She has seen the transition from the old to the new. She understands what an iiyou skwow is. She saw what her mother went through to raise her family. She knew the hardship. She knows what needs to be done to survive.

She now has her family, putting into practice what she learned as a child: love your children.

A little while ago, someone on the computer network said, “Of course native people don’t have to say I love you.” (He was looking for ways to say “I love you” in native languages.)

I replied to his posting by saying that wasn’t necessarily true. My parents always let me know how much they love me, and now I do with our daughter.

She now has her family. But her love doesn’t end there. Her love extends to the community also.

She does what she can. She finds the time. She finds the time to help with the church, the school, the hospital and the community in general. Wherever she’s needed, she’s there. Young and old come to her for help, for friendship. She talks with those who need someone to talk to. She is always there.
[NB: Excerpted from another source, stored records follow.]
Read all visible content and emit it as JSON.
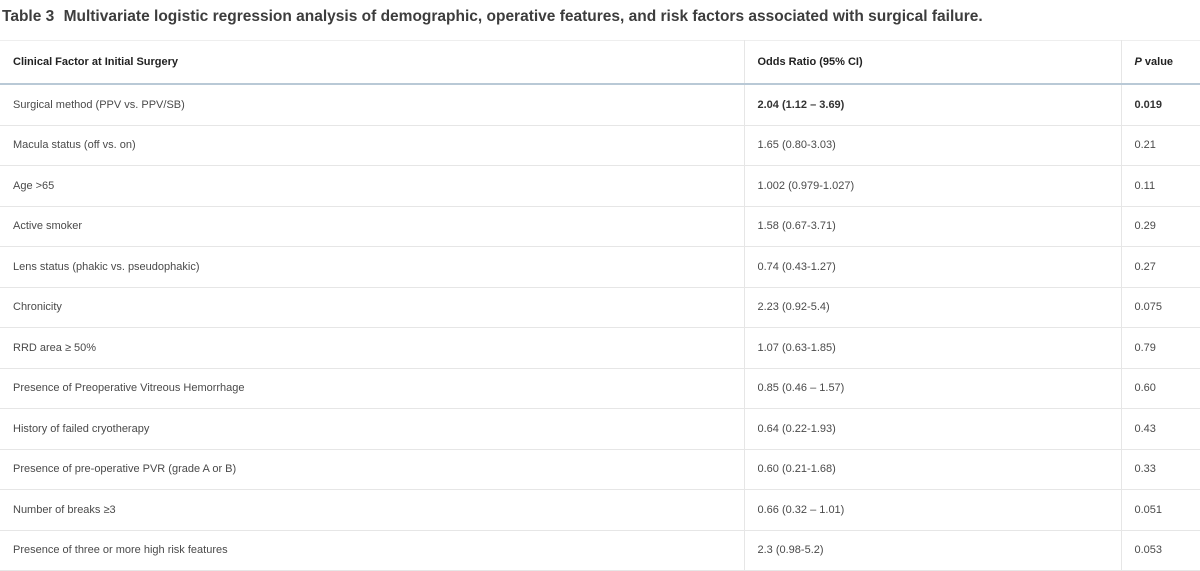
{
  "caption": {
    "label": "Table 3",
    "title": "Multivariate logistic regression analysis of demographic, operative features, and risk factors associated with surgical failure."
  },
  "table": {
    "headers": {
      "factor": "Clinical Factor at Initial Surgery",
      "odds_ratio": "Odds Ratio (95% CI)",
      "p_prefix": "P",
      "p_suffix": " value"
    },
    "rows": [
      {
        "factor": "Surgical method (PPV vs. PPV/SB)",
        "odds_ratio": "2.04 (1.12 – 3.69)",
        "p_value": "0.019",
        "bold": true
      },
      {
        "factor": "Macula status (off vs. on)",
        "odds_ratio": "1.65 (0.80-3.03)",
        "p_value": "0.21"
      },
      {
        "factor": "Age >65",
        "odds_ratio": "1.002 (0.979-1.027)",
        "p_value": "0.11"
      },
      {
        "factor": "Active smoker",
        "odds_ratio": "1.58 (0.67-3.71)",
        "p_value": "0.29"
      },
      {
        "factor": "Lens status (phakic vs. pseudophakic)",
        "odds_ratio": "0.74 (0.43-1.27)",
        "p_value": "0.27"
      },
      {
        "factor": "Chronicity",
        "odds_ratio": "2.23 (0.92-5.4)",
        "p_value": "0.075"
      },
      {
        "factor": "RRD area ≥ 50%",
        "odds_ratio": "1.07 (0.63-1.85)",
        "p_value": "0.79"
      },
      {
        "factor": "Presence of Preoperative Vitreous Hemorrhage",
        "odds_ratio": "0.85 (0.46 – 1.57)",
        "p_value": "0.60"
      },
      {
        "factor": "History of failed cryotherapy",
        "odds_ratio": "0.64 (0.22-1.93)",
        "p_value": "0.43"
      },
      {
        "factor": "Presence of pre-operative PVR (grade A or B)",
        "odds_ratio": "0.60 (0.21-1.68)",
        "p_value": "0.33"
      },
      {
        "factor": "Number of breaks ≥3",
        "odds_ratio": "0.66 (0.32 – 1.01)",
        "p_value": "0.051"
      },
      {
        "factor": "Presence of three or more high risk features",
        "odds_ratio": "2.3 (0.98-5.2)",
        "p_value": "0.053"
      }
    ]
  }
}
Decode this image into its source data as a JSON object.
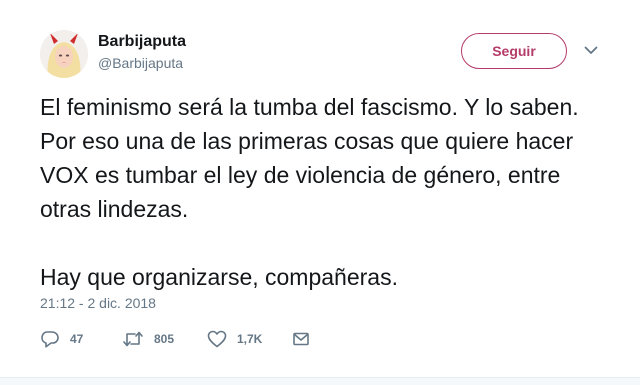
{
  "user": {
    "display_name": "Barbijaputa",
    "handle": "@Barbijaputa"
  },
  "follow_button": {
    "label": "Seguir"
  },
  "tweet": {
    "paragraphs": [
      "El feminismo será la tumba del fascismo. Y lo saben. Por eso una de las primeras cosas que quiere hacer VOX es tumbar el ley de violencia de género, entre otras lindezas.",
      "Hay que organizarse, compañeras."
    ],
    "timestamp": "21:12 - 2 dic. 2018"
  },
  "actions": {
    "replies": "47",
    "retweets": "805",
    "likes": "1,7K"
  },
  "icons": {
    "avatar": "avatar-with-devil-horns",
    "caret": "chevron-down-icon",
    "reply": "reply-icon",
    "retweet": "retweet-icon",
    "like": "heart-icon",
    "message": "envelope-icon"
  },
  "colors": {
    "accent": "#b43b6a",
    "text": "#14171a",
    "muted": "#657786"
  }
}
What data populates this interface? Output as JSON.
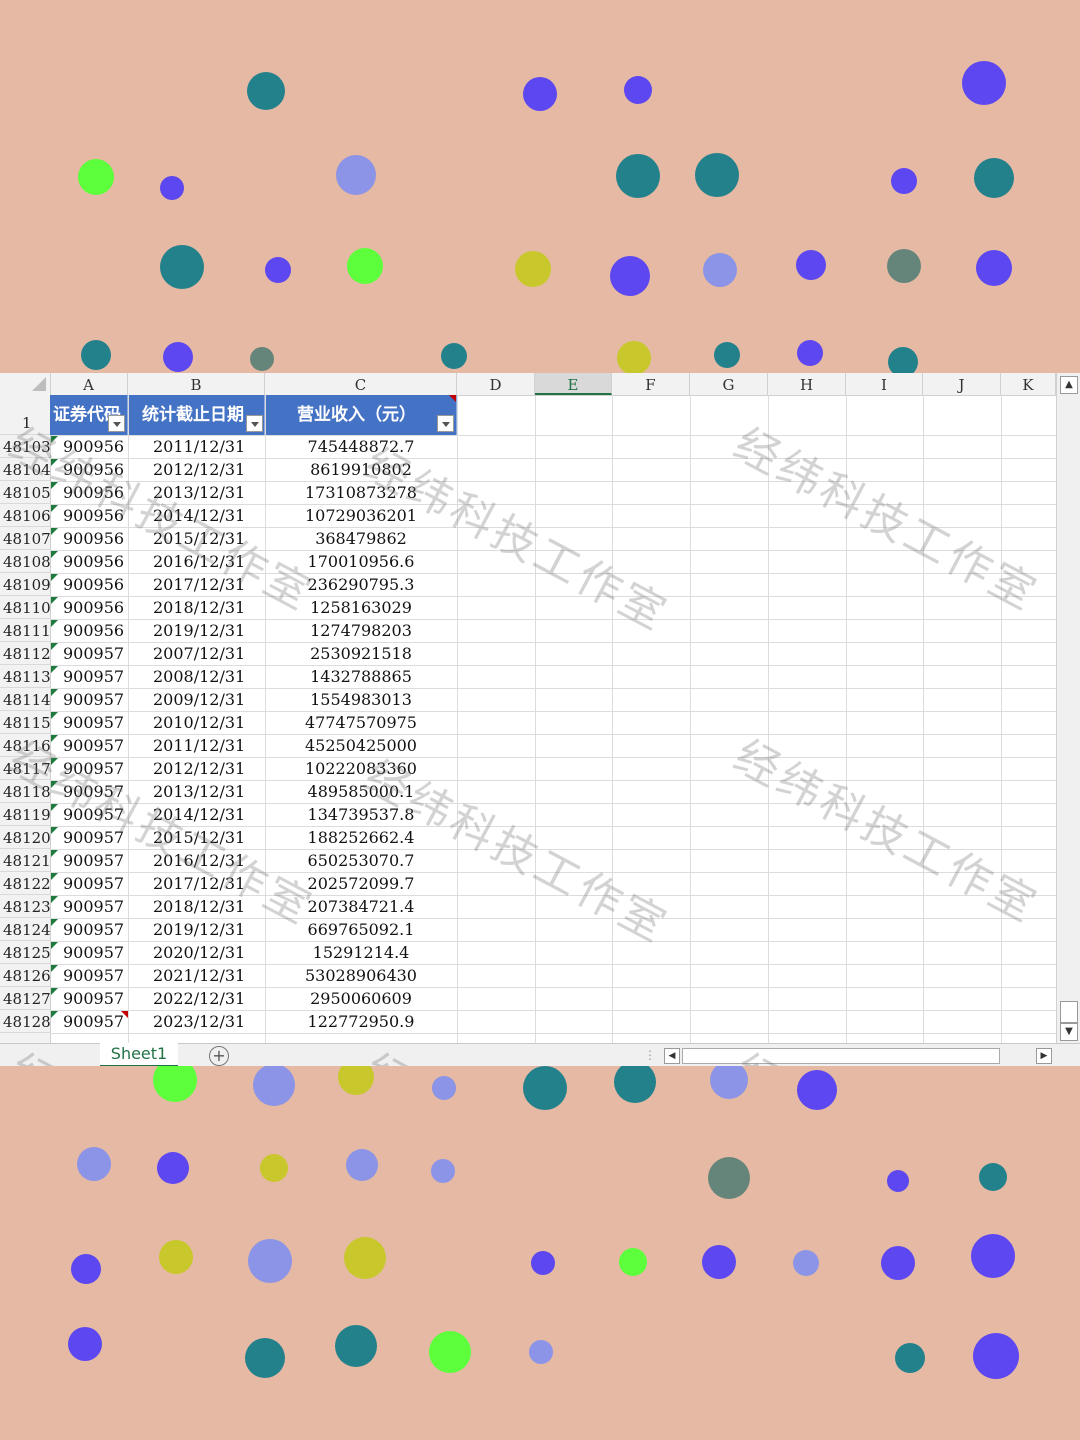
{
  "spreadsheet": {
    "columns": [
      "A",
      "B",
      "C",
      "D",
      "E",
      "F",
      "G",
      "H",
      "I",
      "J",
      "K"
    ],
    "selected_column": "E",
    "header_row_number": "1",
    "headers": [
      "证券代码",
      "统计截止日期",
      "营业收入（元）"
    ],
    "rows": [
      {
        "num": "48103",
        "code": "900956",
        "date": "2011/12/31",
        "revenue": "745448872.7"
      },
      {
        "num": "48104",
        "code": "900956",
        "date": "2012/12/31",
        "revenue": "8619910802"
      },
      {
        "num": "48105",
        "code": "900956",
        "date": "2013/12/31",
        "revenue": "17310873278"
      },
      {
        "num": "48106",
        "code": "900956",
        "date": "2014/12/31",
        "revenue": "10729036201"
      },
      {
        "num": "48107",
        "code": "900956",
        "date": "2015/12/31",
        "revenue": "368479862"
      },
      {
        "num": "48108",
        "code": "900956",
        "date": "2016/12/31",
        "revenue": "170010956.6"
      },
      {
        "num": "48109",
        "code": "900956",
        "date": "2017/12/31",
        "revenue": "236290795.3"
      },
      {
        "num": "48110",
        "code": "900956",
        "date": "2018/12/31",
        "revenue": "1258163029"
      },
      {
        "num": "48111",
        "code": "900956",
        "date": "2019/12/31",
        "revenue": "1274798203"
      },
      {
        "num": "48112",
        "code": "900957",
        "date": "2007/12/31",
        "revenue": "2530921518"
      },
      {
        "num": "48113",
        "code": "900957",
        "date": "2008/12/31",
        "revenue": "1432788865"
      },
      {
        "num": "48114",
        "code": "900957",
        "date": "2009/12/31",
        "revenue": "1554983013"
      },
      {
        "num": "48115",
        "code": "900957",
        "date": "2010/12/31",
        "revenue": "47747570975"
      },
      {
        "num": "48116",
        "code": "900957",
        "date": "2011/12/31",
        "revenue": "45250425000"
      },
      {
        "num": "48117",
        "code": "900957",
        "date": "2012/12/31",
        "revenue": "10222083360"
      },
      {
        "num": "48118",
        "code": "900957",
        "date": "2013/12/31",
        "revenue": "489585000.1"
      },
      {
        "num": "48119",
        "code": "900957",
        "date": "2014/12/31",
        "revenue": "134739537.8"
      },
      {
        "num": "48120",
        "code": "900957",
        "date": "2015/12/31",
        "revenue": "188252662.4"
      },
      {
        "num": "48121",
        "code": "900957",
        "date": "2016/12/31",
        "revenue": "650253070.7"
      },
      {
        "num": "48122",
        "code": "900957",
        "date": "2017/12/31",
        "revenue": "202572099.7"
      },
      {
        "num": "48123",
        "code": "900957",
        "date": "2018/12/31",
        "revenue": "207384721.4"
      },
      {
        "num": "48124",
        "code": "900957",
        "date": "2019/12/31",
        "revenue": "669765092.1"
      },
      {
        "num": "48125",
        "code": "900957",
        "date": "2020/12/31",
        "revenue": "15291214.4"
      },
      {
        "num": "48126",
        "code": "900957",
        "date": "2021/12/31",
        "revenue": "53028906430"
      },
      {
        "num": "48127",
        "code": "900957",
        "date": "2022/12/31",
        "revenue": "2950060609"
      },
      {
        "num": "48128",
        "code": "900957",
        "date": "2023/12/31",
        "revenue": "122772950.9"
      }
    ]
  },
  "sheet_tab": "Sheet1",
  "icons": {
    "add_sheet": "plus-circle-icon",
    "scroll_up": "triangle-up-icon",
    "scroll_down": "triangle-down-icon",
    "scroll_left": "triangle-left-icon",
    "scroll_right": "triangle-right-icon"
  },
  "watermark": "经纬科技工作室",
  "colors": {
    "background": "#e5b9a4",
    "header_fill": "#4472c4",
    "accent": "#217346"
  }
}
With our new daughter, only now can I begin to appreciate what she did for us. I don’t know how I will ever repay her. Maybe I can’t, maybe the best I can do is to pass on the things she gave us to her grandchild—who will be a testament of her undying love for her family. If we can pass that on, then her work wouldn’t have been in vain.

Different people call her different things. Daughter, sister, Grandma, teacher, friend, fellow committee member… I consider myself fortunate to call her mom.